La prima attestazione riguardante le più antiche strutture difensive risale al 1093. Tra il 1154 e il 1161, durante la dominazione normanna, il Castello fu retto Oddone di Pettorano che lo presiedeva con una  fazione costituita da sette militi. Durante il periodo di Federico II, al tempo in cui l’imperatore Svevo imponeva la sua giurisdizione a dispetto di qualsiasi forma di autonomia locale (esempio ne sia la distruzione del castello di Celano) il Castello aveva funzione di baluardo e venne affidato a Federico di Antiochia, figlio dell’imperatore. Il mastio tuttavia raggiunse il periodo di massimo splendore al tempo degli angioini che ne affidarono la reggenza ad Amiel d’Agoult, identificabile con Amelio di Corbano, imparentato con Carlo d’Angiò. Per via di politiche matrimoniali, all’inizio del XIV sec. d.C. il maniero passò nelle mani dei Cantelmo, famiglia provenzale scesa in Italia al seguito degli angioini, che si estinse nel 1749. E’ a seguito di questi fatti che il Castello passò alla famiglia dei Tocco di Montemiletto, di cui un rampollo sposò l’ultima dei Cantelmo. Il Castello è visitabile ed è adibito a Museo e a centro polifunzionale per la collettività.

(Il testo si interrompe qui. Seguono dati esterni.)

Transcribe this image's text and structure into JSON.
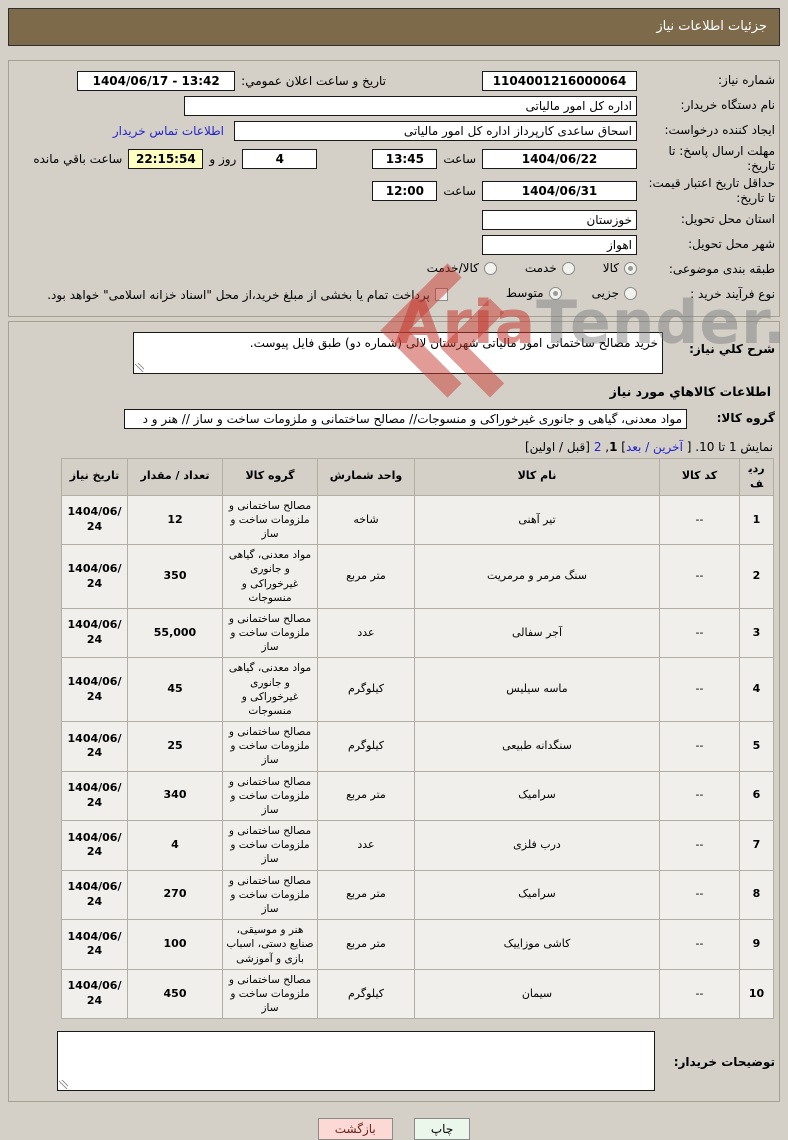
{
  "header": {
    "title": "جزئیات اطلاعات نیاز"
  },
  "colors": {
    "titlebar": "#7d6a4b",
    "page_bg": "#d4d0c8",
    "back_btn_bg": "#fdd9d6",
    "print_btn_bg": "#eaf7ea",
    "countdown_bg": "#ffffc2",
    "link": "#2323cc"
  },
  "watermark": {
    "brand_red": "Aria",
    "brand_gray": "Tender.neT"
  },
  "form": {
    "need_number": {
      "label": "شماره نیاز:",
      "value": "1104001216000064"
    },
    "announce": {
      "label": "تاریخ و ساعت اعلان عمومي:",
      "value": "1404/06/17 - 13:42"
    },
    "buyer_org": {
      "label": "نام دستگاه خریدار:",
      "value": "اداره کل امور مالیاتی"
    },
    "creator": {
      "label": "ایجاد کننده درخواست:",
      "value": "اسحاق ساعدی کارپرداز اداره کل امور مالیاتی",
      "contact_link": "اطلاعات تماس خریدار"
    },
    "deadline": {
      "label": "مهلت ارسال پاسخ: تا تاریخ:",
      "date": "1404/06/22",
      "hour_label": "ساعت",
      "time": "13:45",
      "days": "4",
      "days_label": "روز و",
      "remaining": "22:15:54",
      "remaining_label": "ساعت باقي مانده"
    },
    "validity": {
      "label": "حداقل تاریخ اعتبار قیمت: تا تاریخ:",
      "date": "1404/06/31",
      "hour_label": "ساعت",
      "time": "12:00"
    },
    "province": {
      "label": "استان محل تحویل:",
      "value": "خوزستان"
    },
    "city": {
      "label": "شهر محل تحویل:",
      "value": "اهواز"
    },
    "classification": {
      "label": "طبقه بندی موضوعی:",
      "options": [
        {
          "label": "کالا",
          "selected": true
        },
        {
          "label": "خدمت",
          "selected": false
        },
        {
          "label": "کالا/خدمت",
          "selected": false
        }
      ]
    },
    "process": {
      "label": "نوع فرآیند خرید :",
      "options": [
        {
          "label": "جزیی",
          "selected": false
        },
        {
          "label": "متوسط",
          "selected": true
        }
      ],
      "checkbox_label": "پرداخت تمام یا بخشی از مبلغ خرید،از محل \"اسناد خزانه اسلامی\" خواهد بود.",
      "checkbox_checked": false
    }
  },
  "description": {
    "label": "شرح کلي نیاز:",
    "value": "خرید مصالح ساختمانی امور مالیاتی شهرستان لالی (شماره دو) طبق فایل پیوست."
  },
  "goods": {
    "section_title": "اطلاعات کالاهاي مورد نیاز",
    "group": {
      "label": "گروه کالا:",
      "value": "مواد معدنی، گیاهی و جانوری غیرخوراکی و منسوجات// مصالح ساختمانی و ملزومات ساخت و ساز // هنر و د"
    },
    "pagination": {
      "showing": "نمایش 1 تا 10.",
      "nav_last_next": "آخرین / بعد",
      "current_page": "1",
      "other_page": "2",
      "nav_first_prev": "قبل / اولین"
    },
    "table": {
      "headers": [
        "ردیف",
        "کد کالا",
        "نام کالا",
        "واحد شمارش",
        "گروه کالا",
        "تعداد / مقدار",
        "تاریخ نیاز"
      ],
      "rows": [
        [
          "1",
          "--",
          "تیر آهنی",
          "شاخه",
          "مصالح ساختمانی و ملزومات ساخت و ساز",
          "12",
          "1404/06/24"
        ],
        [
          "2",
          "--",
          "سنگ مرمر و مرمریت",
          "متر مربع",
          "مواد معدنی، گیاهی و جانوری غیرخوراکی و منسوجات",
          "350",
          "1404/06/24"
        ],
        [
          "3",
          "--",
          "آجر سفالی",
          "عدد",
          "مصالح ساختمانی و ملزومات ساخت و ساز",
          "55,000",
          "1404/06/24"
        ],
        [
          "4",
          "--",
          "ماسه سیلیس",
          "کیلوگرم",
          "مواد معدنی، گیاهی و جانوری غیرخوراکی و منسوجات",
          "45",
          "1404/06/24"
        ],
        [
          "5",
          "--",
          "سنگدانه طبیعی",
          "کیلوگرم",
          "مصالح ساختمانی و ملزومات ساخت و ساز",
          "25",
          "1404/06/24"
        ],
        [
          "6",
          "--",
          "سرامیک",
          "متر مربع",
          "مصالح ساختمانی و ملزومات ساخت و ساز",
          "340",
          "1404/06/24"
        ],
        [
          "7",
          "--",
          "درب فلزی",
          "عدد",
          "مصالح ساختمانی و ملزومات ساخت و ساز",
          "4",
          "1404/06/24"
        ],
        [
          "8",
          "--",
          "سرامیک",
          "متر مربع",
          "مصالح ساختمانی و ملزومات ساخت و ساز",
          "270",
          "1404/06/24"
        ],
        [
          "9",
          "--",
          "کاشی موزاییک",
          "متر مربع",
          "هنر و موسیقی، صنایع دستی، اسباب بازی و آموزشی",
          "100",
          "1404/06/24"
        ],
        [
          "10",
          "--",
          "سیمان",
          "کیلوگرم",
          "مصالح ساختمانی و ملزومات ساخت و ساز",
          "450",
          "1404/06/24"
        ]
      ]
    }
  },
  "notes": {
    "label": "توضیحات خریدار:",
    "value": ""
  },
  "buttons": {
    "print": "چاپ",
    "back": "بازگشت"
  }
}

Nella valle, in riva al Fiume Gizio sorge oggi un sito di archeologia industriale costituito da tre antichi mulini e da una gualchiera/ramiera. Furono attivi tra il XVI e il XIX secolo ed appartenevano alla famiglia Cantelmo, alla famiglia Destephanis e all’Università di Pettorano. Oltre alle normali attività previste, dalla documentazione archivistica emerge che gli opifici erano utilizzati anche per la produzione della polvere da sparo e per la lavorazione dei tessuti.

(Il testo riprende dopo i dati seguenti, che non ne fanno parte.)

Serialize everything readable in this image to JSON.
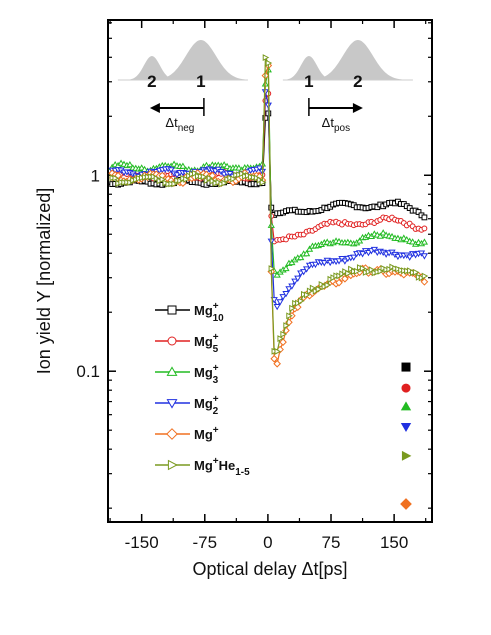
{
  "chart_data": {
    "type": "line",
    "xlabel": "Optical delay Δt[ps]",
    "ylabel": "Ion yield Y [normalized]",
    "x_scale": "linear",
    "y_scale": "log",
    "xlim": [
      -190,
      195
    ],
    "ylim": [
      0.017,
      6.2
    ],
    "x_ticks": [
      -150,
      -75,
      0,
      75,
      150
    ],
    "x_tick_labels": [
      "-150",
      "-75",
      "0",
      "75",
      "150"
    ],
    "y_ticks": [
      0.1,
      1
    ],
    "y_tick_labels": [
      "0.1",
      "1"
    ],
    "grid": false,
    "legend_position": "left-center",
    "series": [
      {
        "name": "Mg10+",
        "legend_base": "Mg",
        "legend_sup": "+",
        "legend_sub": "10",
        "color": "#000000",
        "marker": "square",
        "pre": 0.92,
        "peak": 3.0,
        "min": 0.62,
        "recov": 0.72,
        "end": 0.64,
        "decay": 60,
        "amp": 0.02,
        "marker_right": 0.105
      },
      {
        "name": "Mg5+",
        "legend_base": "Mg",
        "legend_sup": "+",
        "legend_sub": "5",
        "color": "#e02020",
        "marker": "circle",
        "pre": 1.0,
        "peak": 3.2,
        "min": 0.44,
        "recov": 0.6,
        "end": 0.55,
        "decay": 55,
        "amp": 0.025,
        "marker_right": 0.082
      },
      {
        "name": "Mg3+",
        "legend_base": "Mg",
        "legend_sup": "+",
        "legend_sub": "3",
        "color": "#22bb22",
        "marker": "triangle-up",
        "pre": 1.1,
        "peak": 3.5,
        "min": 0.3,
        "recov": 0.5,
        "end": 0.46,
        "decay": 50,
        "amp": 0.03,
        "marker_right": 0.066
      },
      {
        "name": "Mg2+",
        "legend_base": "Mg",
        "legend_sup": "+",
        "legend_sub": "2",
        "color": "#2030e0",
        "marker": "triangle-down",
        "pre": 1.04,
        "peak": 3.6,
        "min": 0.21,
        "recov": 0.42,
        "end": 0.39,
        "decay": 48,
        "amp": 0.03,
        "marker_right": 0.052
      },
      {
        "name": "Mg+",
        "legend_base": "Mg",
        "legend_sup": "+",
        "legend_sub": "",
        "color": "#f07020",
        "marker": "diamond",
        "pre": 0.97,
        "peak": 4.6,
        "min": 0.1,
        "recov": 0.34,
        "end": 0.29,
        "decay": 45,
        "amp": 0.04,
        "marker_right": 0.021
      },
      {
        "name": "Mg+He1-5",
        "legend_base": "Mg",
        "legend_sup": "+",
        "legend_sub": "",
        "legend_extra": "He",
        "legend_extra_sub": "1-5",
        "color": "#7a9a20",
        "marker": "triangle-right",
        "pre": 0.96,
        "peak": 4.2,
        "min": 0.11,
        "recov": 0.35,
        "end": 0.3,
        "decay": 45,
        "amp": 0.04,
        "marker_right": 0.037
      }
    ],
    "inset": {
      "pulse1_label": "1",
      "pulse2_label": "2",
      "dt_neg_base": "Δt",
      "dt_neg_sub": "neg",
      "dt_pos_base": "Δt",
      "dt_pos_sub": "pos"
    }
  }
}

La maggior parte delle strutture è stata interessata da restauri che ne hanno ricostruito in parte il complesso sistema di lavorazione. Nello stesso luogo sorge anche il Giardino Botanico dedicato a Pasquale Gravina, un pettoranese illustre, medico e botanico ricordato perché a lui si deve il nome scientifico di una pianta erbacea tipica del vicino Monte Genzana.

Pettorano è articolato in diverse piazze che affacciano sulla vallata, la più importate è quella in cui sorge il Palazzo Ducale, oggi sede comunale, valorizzata da una fontana centrale tardo rinascimentale. Vi invitiamo a visitarlo, armati solo della voglia di scoprire cose belle!